You’ve brought your students to the archives. You and staff members at the institution have introduced students to archival research, and you’ve helped them decipher the rich but difficult primary sources in front of them. You’ve got only a few minutes left until it’s time to leave. How to end this great experience on a high note?
Instructors should fight the urge to abandon a wrap up in favor of a few more minutes with the primary sources. A thoughtful and well-organized wrap up is an essential part of an effective archives visit. It pushes students to reflect on their experience, to practice summarization skills (this exercise is a great example of this), to hear about and comment on each others’ experiences, and to begin formulating analytical conclusions. Wrap ups allow teachers to tie the experience in the archives back to the course’s thesis and objectives.
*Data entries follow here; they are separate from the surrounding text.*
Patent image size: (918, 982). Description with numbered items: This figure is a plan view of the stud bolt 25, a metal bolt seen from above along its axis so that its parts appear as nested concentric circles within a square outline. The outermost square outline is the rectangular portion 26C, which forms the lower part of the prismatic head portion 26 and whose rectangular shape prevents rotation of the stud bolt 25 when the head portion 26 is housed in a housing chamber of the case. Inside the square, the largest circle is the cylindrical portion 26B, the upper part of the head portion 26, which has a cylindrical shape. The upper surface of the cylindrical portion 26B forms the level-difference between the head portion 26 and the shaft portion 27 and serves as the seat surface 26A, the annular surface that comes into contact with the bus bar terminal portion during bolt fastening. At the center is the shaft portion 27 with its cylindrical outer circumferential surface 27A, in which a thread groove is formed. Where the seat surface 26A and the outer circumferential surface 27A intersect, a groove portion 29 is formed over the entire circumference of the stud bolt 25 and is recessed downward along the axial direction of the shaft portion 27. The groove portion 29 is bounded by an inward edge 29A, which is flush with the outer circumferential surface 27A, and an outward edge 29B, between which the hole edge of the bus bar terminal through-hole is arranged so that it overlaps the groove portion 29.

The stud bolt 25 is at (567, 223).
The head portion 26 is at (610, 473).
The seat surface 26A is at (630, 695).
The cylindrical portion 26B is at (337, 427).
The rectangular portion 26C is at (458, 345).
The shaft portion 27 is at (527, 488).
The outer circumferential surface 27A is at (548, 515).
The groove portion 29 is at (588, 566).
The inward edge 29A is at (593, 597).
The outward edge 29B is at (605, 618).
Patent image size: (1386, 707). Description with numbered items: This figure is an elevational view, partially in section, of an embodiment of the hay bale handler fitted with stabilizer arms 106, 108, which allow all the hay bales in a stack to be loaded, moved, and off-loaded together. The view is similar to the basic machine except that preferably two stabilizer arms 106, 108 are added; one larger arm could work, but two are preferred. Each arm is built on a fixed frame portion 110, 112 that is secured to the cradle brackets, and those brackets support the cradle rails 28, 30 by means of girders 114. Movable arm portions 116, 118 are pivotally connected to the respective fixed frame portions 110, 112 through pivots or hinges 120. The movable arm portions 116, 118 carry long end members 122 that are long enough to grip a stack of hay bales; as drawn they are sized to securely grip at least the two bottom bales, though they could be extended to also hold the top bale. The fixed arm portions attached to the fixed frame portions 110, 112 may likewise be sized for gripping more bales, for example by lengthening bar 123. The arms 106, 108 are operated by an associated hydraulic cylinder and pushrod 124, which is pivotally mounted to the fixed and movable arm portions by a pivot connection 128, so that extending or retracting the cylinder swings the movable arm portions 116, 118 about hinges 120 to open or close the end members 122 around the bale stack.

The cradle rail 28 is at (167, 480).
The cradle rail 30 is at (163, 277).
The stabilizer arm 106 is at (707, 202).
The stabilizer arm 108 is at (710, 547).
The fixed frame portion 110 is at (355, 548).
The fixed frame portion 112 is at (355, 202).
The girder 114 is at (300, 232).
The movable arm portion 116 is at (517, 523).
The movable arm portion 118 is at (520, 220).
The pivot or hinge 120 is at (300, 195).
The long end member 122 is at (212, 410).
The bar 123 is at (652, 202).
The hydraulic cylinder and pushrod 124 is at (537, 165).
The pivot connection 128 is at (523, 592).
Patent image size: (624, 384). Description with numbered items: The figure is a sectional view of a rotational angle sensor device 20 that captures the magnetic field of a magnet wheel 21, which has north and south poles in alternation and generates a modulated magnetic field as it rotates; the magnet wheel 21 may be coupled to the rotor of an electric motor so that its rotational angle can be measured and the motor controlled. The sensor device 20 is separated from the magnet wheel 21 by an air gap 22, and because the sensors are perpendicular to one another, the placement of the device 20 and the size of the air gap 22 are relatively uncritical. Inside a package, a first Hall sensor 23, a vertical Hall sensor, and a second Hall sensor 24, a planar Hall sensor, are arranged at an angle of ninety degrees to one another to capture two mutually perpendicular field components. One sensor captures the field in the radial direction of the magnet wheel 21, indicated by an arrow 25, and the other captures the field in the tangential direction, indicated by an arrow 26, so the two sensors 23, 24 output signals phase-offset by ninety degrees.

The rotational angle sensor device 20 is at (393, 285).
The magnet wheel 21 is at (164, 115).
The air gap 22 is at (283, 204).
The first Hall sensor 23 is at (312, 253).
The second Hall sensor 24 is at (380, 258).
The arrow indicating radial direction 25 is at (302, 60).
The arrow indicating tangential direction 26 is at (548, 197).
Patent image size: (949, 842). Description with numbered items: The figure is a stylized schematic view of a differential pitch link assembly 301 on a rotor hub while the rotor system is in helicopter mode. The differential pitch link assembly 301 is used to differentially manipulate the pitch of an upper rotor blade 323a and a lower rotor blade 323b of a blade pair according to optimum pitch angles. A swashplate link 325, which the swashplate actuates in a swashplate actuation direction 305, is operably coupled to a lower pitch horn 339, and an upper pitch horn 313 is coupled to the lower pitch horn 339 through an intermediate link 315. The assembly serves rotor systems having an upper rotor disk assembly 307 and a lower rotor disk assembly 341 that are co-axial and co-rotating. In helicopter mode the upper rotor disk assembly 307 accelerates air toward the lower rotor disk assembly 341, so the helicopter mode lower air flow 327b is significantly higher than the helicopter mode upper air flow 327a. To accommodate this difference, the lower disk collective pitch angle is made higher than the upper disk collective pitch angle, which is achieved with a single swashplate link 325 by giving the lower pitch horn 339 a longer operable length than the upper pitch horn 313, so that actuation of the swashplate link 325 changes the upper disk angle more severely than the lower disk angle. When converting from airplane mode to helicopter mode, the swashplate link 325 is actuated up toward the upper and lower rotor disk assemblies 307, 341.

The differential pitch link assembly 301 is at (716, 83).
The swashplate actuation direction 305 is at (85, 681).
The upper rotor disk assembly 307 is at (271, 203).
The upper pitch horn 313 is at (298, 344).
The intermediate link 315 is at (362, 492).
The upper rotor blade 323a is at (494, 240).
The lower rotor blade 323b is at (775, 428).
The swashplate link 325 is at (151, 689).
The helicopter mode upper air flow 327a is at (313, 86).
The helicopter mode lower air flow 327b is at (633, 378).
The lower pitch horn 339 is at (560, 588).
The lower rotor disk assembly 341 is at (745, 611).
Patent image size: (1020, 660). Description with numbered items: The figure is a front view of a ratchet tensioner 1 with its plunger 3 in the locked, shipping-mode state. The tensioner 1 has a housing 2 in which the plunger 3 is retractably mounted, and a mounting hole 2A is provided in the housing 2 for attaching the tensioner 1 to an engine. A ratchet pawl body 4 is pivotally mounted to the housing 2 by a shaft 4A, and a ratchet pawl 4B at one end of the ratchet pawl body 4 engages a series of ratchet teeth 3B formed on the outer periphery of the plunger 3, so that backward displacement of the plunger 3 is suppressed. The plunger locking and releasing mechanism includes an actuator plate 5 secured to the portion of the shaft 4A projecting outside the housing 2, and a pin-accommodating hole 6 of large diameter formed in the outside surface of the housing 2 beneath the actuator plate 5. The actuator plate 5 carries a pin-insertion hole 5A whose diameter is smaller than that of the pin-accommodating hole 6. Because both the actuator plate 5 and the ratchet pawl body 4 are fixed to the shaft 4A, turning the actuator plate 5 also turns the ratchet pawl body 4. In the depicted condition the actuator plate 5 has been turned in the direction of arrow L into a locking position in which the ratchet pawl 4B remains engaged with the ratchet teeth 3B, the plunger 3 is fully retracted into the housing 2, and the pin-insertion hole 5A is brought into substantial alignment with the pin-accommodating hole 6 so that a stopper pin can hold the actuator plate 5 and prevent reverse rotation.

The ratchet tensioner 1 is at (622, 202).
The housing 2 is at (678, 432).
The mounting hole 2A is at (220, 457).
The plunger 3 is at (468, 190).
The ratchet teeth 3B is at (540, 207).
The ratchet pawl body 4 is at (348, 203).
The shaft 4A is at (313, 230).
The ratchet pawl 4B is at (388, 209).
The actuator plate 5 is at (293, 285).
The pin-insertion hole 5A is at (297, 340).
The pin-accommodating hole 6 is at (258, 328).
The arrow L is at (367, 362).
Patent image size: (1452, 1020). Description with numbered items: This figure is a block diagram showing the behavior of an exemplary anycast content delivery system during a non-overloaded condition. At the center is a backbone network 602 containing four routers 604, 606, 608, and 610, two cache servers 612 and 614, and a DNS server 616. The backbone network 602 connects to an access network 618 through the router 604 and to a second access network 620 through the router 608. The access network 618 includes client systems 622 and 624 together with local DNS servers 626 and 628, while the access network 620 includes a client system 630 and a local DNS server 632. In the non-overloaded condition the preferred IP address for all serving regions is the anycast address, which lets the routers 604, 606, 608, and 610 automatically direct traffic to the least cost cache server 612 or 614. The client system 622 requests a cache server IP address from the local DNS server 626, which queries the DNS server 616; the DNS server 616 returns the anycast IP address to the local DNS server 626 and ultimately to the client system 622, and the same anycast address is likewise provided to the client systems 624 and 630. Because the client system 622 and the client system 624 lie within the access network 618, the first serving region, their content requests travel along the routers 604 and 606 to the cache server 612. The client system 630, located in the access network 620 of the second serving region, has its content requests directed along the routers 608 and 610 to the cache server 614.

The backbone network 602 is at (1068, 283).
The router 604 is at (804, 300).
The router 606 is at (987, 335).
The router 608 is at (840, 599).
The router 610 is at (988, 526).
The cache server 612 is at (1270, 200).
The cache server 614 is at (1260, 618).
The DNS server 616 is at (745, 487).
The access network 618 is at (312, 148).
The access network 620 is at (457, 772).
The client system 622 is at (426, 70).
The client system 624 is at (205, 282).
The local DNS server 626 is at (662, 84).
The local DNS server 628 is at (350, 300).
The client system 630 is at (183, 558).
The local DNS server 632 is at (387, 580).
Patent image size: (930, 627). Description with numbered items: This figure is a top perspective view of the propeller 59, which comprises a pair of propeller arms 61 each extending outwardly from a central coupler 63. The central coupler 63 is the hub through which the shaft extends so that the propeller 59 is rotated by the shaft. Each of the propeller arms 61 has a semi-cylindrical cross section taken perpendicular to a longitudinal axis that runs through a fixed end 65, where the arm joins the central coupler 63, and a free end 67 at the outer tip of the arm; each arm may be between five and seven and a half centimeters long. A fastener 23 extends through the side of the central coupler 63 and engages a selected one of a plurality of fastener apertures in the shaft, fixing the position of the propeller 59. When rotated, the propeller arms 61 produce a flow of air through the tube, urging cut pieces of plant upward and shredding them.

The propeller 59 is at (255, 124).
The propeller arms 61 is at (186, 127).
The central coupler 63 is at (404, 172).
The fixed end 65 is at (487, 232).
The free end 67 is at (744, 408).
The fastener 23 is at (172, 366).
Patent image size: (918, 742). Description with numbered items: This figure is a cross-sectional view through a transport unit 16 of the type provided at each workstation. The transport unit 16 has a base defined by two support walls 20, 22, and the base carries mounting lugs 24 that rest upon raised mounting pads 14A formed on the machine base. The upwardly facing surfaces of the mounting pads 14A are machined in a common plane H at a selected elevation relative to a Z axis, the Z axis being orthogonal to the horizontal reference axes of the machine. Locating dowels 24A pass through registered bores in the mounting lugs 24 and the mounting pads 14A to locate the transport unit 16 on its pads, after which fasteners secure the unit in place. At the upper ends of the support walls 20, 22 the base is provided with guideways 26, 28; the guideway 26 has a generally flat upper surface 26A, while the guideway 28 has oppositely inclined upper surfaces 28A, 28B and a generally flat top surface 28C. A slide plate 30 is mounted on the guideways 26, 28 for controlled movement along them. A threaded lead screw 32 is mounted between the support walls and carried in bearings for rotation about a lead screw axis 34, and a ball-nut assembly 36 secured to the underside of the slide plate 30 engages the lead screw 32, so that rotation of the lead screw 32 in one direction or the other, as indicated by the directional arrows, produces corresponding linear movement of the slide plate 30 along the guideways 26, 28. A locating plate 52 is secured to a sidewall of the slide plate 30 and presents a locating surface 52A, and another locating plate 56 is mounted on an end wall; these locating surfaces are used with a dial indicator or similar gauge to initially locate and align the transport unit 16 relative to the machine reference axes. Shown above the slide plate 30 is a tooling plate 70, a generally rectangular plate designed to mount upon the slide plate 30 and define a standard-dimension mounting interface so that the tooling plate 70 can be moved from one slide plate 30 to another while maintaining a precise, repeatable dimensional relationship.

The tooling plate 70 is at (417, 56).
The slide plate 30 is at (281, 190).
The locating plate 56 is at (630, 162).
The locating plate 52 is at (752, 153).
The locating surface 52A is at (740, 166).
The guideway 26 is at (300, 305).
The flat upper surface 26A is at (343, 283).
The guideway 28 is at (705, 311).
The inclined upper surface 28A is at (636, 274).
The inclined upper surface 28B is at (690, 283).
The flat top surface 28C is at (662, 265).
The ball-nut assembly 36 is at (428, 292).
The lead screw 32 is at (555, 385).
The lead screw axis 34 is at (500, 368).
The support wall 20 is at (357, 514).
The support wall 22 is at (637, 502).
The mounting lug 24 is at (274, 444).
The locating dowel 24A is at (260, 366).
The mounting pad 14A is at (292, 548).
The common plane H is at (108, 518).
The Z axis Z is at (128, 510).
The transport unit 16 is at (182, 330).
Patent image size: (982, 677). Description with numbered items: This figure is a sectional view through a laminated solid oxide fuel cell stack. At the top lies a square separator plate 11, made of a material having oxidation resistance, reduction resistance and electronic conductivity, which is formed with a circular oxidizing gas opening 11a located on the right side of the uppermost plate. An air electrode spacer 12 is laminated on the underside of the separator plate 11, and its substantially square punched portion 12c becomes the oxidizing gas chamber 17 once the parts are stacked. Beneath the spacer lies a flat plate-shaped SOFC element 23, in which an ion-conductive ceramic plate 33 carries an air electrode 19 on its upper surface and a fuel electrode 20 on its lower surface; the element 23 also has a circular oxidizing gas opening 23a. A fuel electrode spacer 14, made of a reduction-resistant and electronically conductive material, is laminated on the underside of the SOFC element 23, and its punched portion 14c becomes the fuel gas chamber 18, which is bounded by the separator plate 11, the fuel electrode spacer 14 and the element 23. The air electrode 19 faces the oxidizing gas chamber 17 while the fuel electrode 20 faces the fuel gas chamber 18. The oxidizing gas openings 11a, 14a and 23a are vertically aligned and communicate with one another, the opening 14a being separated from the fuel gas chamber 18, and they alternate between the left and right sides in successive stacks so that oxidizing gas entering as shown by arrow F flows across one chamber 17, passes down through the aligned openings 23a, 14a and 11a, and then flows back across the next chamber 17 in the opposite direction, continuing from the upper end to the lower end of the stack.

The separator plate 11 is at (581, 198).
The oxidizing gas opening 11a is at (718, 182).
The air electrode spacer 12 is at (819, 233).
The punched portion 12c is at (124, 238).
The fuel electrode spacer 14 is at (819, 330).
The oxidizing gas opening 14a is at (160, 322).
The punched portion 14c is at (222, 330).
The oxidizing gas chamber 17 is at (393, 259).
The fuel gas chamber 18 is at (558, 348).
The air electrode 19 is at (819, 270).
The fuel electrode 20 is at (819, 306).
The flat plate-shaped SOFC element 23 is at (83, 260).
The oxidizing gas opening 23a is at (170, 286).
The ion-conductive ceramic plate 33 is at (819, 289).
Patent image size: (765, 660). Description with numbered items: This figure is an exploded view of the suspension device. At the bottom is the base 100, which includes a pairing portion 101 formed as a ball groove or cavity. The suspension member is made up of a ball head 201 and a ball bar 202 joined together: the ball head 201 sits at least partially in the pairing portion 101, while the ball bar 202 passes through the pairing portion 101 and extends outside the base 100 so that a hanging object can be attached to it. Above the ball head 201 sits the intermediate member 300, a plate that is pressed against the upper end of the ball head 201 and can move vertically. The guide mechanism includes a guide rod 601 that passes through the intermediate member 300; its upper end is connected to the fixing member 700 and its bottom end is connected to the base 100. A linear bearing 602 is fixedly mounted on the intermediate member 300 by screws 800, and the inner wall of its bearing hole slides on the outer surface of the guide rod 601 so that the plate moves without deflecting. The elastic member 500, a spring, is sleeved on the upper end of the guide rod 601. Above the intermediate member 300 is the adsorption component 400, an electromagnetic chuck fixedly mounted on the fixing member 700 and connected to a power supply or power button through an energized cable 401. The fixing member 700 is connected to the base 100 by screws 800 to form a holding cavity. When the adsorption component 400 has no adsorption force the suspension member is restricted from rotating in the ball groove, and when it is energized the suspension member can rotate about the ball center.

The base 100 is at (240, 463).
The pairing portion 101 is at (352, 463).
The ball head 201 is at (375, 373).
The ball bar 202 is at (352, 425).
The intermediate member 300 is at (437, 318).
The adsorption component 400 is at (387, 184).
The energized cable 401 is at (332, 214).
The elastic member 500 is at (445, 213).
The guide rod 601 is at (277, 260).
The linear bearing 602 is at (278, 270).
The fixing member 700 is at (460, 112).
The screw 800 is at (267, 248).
Don’t forget to consider logistics when planning a wrap up. If your students are spread around the reading room in small groups, you will most likely want to reconvene everyone. You might instead allot more time to rotate, as a class, among the various stations together. Decide whether you want your students to sit or stand. Make sure they are facing each other – and talking to each other, not just to you, their teacher.
Connect the insights students make the archives back to the larger course themes or objectives. For example, one professor shaped his Early American history course around the statement “History is an argument.” After his students spent over an hour poring over handwritten documents about subjects including slavery, urban development, and agriculture, the professor tied together the students’ different findings (and their plans for how they would use their research) back to that essential question.
At the end of a successful visit to the archives, many instructors are so thrilled with the experience that they forget to keep challenging students.
A wrap up is the time to ask students difficult questions. Pose thought-provoking statements to students and ask them to agree or disagree. Push students to articulate their findings in a more nuanced way when they give only a cursory or simplified responses. Draw parallels between students’ experiences and findings and encourage them to dialogue with each other about key course themes.
Finally, remember that the in-archives wrap up is the first – but not the only – opportunity to connect the archives visit back to the course writ large. Consider using the beginning of your next class period to discuss the visit and the primary sources examined. Even a single, short visit to the archives can have an enormous impact on students with the help of a participatory, thought-provoking wrap up.